A: I love the game, and I want to coach after I’m done playing, so I just have a burning passion and desire to help the youth and to play the game and coach it.
Q: The recruiting landscape was a lot different in your high school playing days than it is now. Springfield is perceived to be an area with talent on the rise. Why do you think that is, and do you think this area underrated?
A: It’s highly underrated. You got guys that are players, that are big time players in this area. All it is is the opportunity. My school [UMass] took a chance on me, and look at the career I’ve had so far. It’s all about taking the chance on kids. Springfield has had for years some talented players, from Mike Vaz to Julius Walker to Cedric Washington. The names go on, the great players that have gone through those programs. It’s really just about giving a kid an opportunity to prove himself.
Q: How closely have you followed Kieran Presley, the running back from Amherst who is considering several options, including walking-on at UMass?
A: I heard that he may walk on or go to prep school, but I heard he is a phenomenal player.
Q: What life lessons did you learn from your high school coach, Waxie Cullen, that you still hold with you today?
A: Never give up. He used to say, ‘Fight, fight no matter what, fight every single play’, and I’ve taken that with me throughout my whole career. No matter what, and that’s even what I told these kids today. Even though it’s 7-on-7, you fight. Be a competitor. It’s OK to want to win every single time. That’s OK. That’s life. You should want to be successful in everything you do. That was what was instilled in me, that now I want to instill in them.
Q: With the move to FBS, your alma mater has had an increased emphasis on establishing a walk-on tradition. As a former walk-on yourself who’s now in the NFL, what are your thoughts on that strategy?
A: I think it’s a great strategy, because you can find a diamond in the rough that way. I’m not going to say you shouldn’t be out there recruiting and trying to get the top-tier guys from high school to be a part of the program. But to build the final spots of your roster, I mean, the best way to do it is to have you walk on. I was a walk-on, and at the time I was playing they [UMass] had seven All-Americans on defense. Being able to take another guy’s spot –- an All-American’s spot -– to be able to play, that shows a lot. You always find your diamonds in the rough.
Q: Your coach at UMass, Don Brown, is now the defensive coordinator at Boston College. What are your thoughts on that?

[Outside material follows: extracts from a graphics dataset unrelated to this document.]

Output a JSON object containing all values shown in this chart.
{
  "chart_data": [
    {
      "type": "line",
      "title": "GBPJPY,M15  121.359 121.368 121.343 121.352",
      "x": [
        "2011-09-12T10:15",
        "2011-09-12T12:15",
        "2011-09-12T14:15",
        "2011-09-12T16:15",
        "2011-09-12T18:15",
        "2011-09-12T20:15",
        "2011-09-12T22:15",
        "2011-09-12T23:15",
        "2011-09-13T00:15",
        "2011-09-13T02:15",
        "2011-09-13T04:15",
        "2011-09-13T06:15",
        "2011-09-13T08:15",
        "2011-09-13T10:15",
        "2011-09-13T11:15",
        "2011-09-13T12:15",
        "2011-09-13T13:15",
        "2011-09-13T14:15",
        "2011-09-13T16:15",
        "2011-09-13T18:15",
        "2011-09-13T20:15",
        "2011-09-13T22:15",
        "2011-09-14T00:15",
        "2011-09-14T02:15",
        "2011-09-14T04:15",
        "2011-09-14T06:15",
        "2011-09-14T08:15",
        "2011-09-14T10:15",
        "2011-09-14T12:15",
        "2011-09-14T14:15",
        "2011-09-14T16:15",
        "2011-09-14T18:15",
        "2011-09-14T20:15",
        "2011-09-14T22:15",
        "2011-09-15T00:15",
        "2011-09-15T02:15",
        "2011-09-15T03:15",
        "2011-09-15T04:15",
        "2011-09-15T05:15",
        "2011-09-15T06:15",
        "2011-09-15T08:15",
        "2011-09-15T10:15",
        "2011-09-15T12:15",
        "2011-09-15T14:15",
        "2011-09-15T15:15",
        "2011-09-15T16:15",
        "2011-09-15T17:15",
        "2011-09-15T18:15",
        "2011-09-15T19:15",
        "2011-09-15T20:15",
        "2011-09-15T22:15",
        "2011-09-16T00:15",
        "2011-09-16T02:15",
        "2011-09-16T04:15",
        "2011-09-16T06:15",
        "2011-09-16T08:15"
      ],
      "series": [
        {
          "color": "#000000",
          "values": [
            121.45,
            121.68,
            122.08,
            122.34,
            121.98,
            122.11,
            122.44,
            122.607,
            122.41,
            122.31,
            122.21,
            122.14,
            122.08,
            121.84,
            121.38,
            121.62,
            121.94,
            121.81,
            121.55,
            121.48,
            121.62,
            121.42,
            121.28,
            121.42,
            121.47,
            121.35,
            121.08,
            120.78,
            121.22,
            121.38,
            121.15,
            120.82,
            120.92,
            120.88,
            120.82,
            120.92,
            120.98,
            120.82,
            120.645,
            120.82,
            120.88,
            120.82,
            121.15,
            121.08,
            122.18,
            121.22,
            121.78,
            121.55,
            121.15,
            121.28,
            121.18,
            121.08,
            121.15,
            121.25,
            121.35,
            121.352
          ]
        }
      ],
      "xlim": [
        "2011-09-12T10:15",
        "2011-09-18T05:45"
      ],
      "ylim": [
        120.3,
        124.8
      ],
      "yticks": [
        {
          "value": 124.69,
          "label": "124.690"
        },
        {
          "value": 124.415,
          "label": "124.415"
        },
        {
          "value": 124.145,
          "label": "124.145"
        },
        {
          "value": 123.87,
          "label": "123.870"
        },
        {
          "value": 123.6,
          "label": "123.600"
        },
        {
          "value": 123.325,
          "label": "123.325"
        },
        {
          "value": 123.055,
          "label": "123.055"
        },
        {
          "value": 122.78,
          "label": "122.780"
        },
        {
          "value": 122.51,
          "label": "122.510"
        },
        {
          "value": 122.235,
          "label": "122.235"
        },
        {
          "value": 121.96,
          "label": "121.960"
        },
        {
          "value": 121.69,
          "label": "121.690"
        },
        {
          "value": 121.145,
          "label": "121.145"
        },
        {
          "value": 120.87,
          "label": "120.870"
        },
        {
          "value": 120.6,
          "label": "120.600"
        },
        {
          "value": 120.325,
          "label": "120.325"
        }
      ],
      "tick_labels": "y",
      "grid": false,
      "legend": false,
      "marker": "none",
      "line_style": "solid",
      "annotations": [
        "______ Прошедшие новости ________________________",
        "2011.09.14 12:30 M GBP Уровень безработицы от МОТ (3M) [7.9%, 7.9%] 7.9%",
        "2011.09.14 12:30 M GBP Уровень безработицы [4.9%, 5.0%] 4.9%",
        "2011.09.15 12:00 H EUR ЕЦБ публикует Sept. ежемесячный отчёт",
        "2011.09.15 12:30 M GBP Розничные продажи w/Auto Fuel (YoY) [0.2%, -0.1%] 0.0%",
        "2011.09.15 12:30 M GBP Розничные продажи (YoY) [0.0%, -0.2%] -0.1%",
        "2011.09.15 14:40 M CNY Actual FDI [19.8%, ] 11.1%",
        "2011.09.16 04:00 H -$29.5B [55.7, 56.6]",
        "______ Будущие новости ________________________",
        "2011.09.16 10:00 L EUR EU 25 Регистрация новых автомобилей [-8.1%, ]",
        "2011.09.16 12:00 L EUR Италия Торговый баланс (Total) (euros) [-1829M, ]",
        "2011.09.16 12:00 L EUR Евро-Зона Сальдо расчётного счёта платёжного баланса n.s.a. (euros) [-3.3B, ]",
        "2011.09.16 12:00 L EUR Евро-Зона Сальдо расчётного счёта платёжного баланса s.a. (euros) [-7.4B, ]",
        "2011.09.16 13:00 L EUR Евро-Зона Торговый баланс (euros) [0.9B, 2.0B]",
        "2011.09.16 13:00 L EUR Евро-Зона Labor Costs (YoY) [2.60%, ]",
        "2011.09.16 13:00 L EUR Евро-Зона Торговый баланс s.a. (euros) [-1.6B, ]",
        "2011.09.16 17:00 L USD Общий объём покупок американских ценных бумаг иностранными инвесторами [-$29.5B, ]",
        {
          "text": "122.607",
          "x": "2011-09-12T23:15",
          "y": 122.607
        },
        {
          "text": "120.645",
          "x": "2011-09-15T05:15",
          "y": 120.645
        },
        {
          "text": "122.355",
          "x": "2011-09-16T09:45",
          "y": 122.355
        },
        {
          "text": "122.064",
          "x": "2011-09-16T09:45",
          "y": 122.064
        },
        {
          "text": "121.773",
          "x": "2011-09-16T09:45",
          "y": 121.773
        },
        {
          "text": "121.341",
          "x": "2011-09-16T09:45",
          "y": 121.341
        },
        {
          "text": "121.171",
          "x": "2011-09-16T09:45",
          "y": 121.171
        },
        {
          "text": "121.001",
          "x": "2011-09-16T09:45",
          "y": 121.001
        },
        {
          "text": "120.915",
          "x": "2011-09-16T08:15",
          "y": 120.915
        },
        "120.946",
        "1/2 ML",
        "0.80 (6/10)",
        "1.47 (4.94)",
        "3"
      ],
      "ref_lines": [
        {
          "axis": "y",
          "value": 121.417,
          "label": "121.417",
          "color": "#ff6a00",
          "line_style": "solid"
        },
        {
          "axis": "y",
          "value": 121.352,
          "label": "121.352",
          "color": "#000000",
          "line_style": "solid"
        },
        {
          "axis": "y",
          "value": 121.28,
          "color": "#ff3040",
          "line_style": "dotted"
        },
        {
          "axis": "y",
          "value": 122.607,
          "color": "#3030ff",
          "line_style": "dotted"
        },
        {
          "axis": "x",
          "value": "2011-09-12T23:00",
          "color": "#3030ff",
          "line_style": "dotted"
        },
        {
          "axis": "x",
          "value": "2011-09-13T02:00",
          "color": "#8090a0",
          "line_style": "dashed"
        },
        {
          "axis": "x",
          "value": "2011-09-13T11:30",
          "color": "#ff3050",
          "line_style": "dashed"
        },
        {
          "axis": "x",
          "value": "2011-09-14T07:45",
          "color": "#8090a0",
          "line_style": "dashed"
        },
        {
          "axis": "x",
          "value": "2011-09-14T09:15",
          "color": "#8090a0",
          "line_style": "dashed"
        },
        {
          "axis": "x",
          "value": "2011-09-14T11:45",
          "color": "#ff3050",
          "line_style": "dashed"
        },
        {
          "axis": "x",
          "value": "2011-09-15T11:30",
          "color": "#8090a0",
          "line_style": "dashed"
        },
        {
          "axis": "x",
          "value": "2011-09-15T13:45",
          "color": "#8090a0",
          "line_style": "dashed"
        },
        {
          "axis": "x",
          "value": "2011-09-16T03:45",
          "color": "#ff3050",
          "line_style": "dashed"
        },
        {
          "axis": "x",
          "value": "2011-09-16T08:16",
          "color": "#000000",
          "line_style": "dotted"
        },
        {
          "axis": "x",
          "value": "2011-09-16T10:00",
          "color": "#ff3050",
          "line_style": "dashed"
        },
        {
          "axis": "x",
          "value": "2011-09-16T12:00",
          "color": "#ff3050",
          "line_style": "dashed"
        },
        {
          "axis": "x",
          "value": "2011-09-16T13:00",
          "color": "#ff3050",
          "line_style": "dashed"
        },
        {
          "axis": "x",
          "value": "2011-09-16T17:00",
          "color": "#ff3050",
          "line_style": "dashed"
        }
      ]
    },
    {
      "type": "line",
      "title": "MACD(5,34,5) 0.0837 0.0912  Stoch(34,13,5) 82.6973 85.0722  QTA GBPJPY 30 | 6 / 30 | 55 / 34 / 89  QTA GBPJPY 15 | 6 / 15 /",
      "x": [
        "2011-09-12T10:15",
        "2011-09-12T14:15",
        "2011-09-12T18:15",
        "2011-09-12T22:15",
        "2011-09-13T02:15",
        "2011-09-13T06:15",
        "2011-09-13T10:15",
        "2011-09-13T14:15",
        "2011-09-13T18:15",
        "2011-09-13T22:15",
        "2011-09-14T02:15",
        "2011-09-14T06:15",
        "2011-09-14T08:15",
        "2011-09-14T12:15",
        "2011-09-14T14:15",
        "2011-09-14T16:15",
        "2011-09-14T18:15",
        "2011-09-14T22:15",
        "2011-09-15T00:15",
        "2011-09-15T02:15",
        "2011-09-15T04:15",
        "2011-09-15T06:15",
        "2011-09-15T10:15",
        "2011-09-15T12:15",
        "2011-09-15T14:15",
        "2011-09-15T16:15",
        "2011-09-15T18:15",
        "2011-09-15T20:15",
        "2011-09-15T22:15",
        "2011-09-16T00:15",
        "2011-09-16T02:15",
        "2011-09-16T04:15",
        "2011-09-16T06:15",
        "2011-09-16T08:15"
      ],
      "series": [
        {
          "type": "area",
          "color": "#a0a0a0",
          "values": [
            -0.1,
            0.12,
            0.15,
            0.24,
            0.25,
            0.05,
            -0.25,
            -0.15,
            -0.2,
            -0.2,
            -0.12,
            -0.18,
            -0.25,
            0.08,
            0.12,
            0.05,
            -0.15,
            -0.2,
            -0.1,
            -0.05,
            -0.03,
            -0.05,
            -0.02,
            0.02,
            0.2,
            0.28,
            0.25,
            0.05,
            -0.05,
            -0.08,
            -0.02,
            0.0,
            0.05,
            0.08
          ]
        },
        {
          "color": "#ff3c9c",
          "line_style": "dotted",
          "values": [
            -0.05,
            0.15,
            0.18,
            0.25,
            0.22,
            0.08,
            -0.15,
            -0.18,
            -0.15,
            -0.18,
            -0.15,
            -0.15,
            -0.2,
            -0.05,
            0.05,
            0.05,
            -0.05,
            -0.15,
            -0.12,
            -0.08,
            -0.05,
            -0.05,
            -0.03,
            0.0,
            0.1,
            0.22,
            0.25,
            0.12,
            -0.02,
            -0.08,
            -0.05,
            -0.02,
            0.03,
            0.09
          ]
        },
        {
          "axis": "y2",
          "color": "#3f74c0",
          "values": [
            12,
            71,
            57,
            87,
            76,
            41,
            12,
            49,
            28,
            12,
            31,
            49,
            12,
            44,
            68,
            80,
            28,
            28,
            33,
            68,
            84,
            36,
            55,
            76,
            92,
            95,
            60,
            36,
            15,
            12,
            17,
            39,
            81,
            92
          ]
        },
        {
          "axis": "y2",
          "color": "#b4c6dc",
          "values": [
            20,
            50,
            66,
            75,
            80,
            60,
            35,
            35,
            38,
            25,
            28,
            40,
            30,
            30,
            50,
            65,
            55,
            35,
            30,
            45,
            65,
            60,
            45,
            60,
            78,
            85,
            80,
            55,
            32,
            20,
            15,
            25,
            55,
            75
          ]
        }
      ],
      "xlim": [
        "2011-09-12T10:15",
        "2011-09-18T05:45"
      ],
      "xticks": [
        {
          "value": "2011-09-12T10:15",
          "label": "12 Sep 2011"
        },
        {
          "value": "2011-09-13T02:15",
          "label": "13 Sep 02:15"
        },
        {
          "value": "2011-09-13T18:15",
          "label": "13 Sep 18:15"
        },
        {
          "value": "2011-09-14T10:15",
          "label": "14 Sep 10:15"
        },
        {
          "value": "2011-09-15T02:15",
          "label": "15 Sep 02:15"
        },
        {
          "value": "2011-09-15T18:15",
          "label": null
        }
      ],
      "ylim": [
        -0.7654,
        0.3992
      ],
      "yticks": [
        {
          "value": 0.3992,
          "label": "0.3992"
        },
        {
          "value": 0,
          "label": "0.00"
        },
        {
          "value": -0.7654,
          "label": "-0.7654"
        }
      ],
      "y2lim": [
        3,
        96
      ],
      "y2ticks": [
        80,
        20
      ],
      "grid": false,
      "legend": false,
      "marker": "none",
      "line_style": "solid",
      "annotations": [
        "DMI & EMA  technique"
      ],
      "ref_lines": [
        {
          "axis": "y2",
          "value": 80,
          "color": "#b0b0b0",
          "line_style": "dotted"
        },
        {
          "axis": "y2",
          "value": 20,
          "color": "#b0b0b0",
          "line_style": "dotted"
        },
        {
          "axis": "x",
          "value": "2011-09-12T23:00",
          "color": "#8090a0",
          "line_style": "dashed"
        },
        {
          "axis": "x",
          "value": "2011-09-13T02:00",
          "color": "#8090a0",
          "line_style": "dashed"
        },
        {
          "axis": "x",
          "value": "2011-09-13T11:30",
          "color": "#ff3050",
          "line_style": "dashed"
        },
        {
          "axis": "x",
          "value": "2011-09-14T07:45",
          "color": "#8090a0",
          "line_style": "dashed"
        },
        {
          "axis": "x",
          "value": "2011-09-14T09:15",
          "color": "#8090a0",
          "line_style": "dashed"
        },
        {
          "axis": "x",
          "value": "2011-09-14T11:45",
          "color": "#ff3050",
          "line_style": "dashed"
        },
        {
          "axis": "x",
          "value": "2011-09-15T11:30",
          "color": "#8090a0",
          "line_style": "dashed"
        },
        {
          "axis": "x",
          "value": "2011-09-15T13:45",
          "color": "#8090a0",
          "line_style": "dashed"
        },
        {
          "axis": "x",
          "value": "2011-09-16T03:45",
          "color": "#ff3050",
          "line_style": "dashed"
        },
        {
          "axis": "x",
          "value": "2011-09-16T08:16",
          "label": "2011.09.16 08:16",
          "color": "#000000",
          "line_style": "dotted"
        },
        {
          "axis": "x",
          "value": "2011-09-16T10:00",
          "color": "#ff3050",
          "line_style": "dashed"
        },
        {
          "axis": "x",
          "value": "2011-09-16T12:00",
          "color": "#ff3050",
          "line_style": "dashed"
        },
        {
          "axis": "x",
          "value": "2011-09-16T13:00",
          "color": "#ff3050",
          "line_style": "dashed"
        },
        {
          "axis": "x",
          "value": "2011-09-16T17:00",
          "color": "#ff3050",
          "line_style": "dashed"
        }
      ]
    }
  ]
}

A: Donny B, he’s like a father to me. We’re so close. I can only imagine the things he’s going to do with that program on defense. I wish him the best of luck in everything.
Q: For kids themselves trying to walk-on at a Division 1 program, what is the most important thing they can do to make the journey you’ve made?
A: Think big. Think really big. Do not sit there and say, ‘Oh, I’m a walk-on’, and put yourself in a bucket of what you think you are. Think highly of yourself, because then you’ll go out there and perform at a high level and other people will think highly of you. That would be my advice. Think big, and outwork everybody.
Q: Tell me about your foundation, HOPE Africa.
A: We have our big NFL Draft viewing party coming this Thursday in New York, at the Dream Hotel. HOPE Africa is an acronym for ‘Helping Our People Excel’. We provide last-dollar scholarships for students in the United States with African descent. This past year, we sent five kids to college from all over the country –- Ohio State, NYU, Arizona State, Oregon and one other. Being able to do that and help kids achieve their dream is really the most important thing. It stems from my parents doing the same thing, coming from Nigeria to the United States and earning their PhDs in education. At HOPE Africa, we want to give these students the same opportunities to do that.
Q: How proud are you to represent your Nigerian heritage?
A: Very proud, very proud. It’s an honor to be able to have this platform, and to exemplify the foundation with which I was raised on –- my family, my grandparents, the people who worked hard so I could be where I am. To represent that culture on the football field, it is a great honor.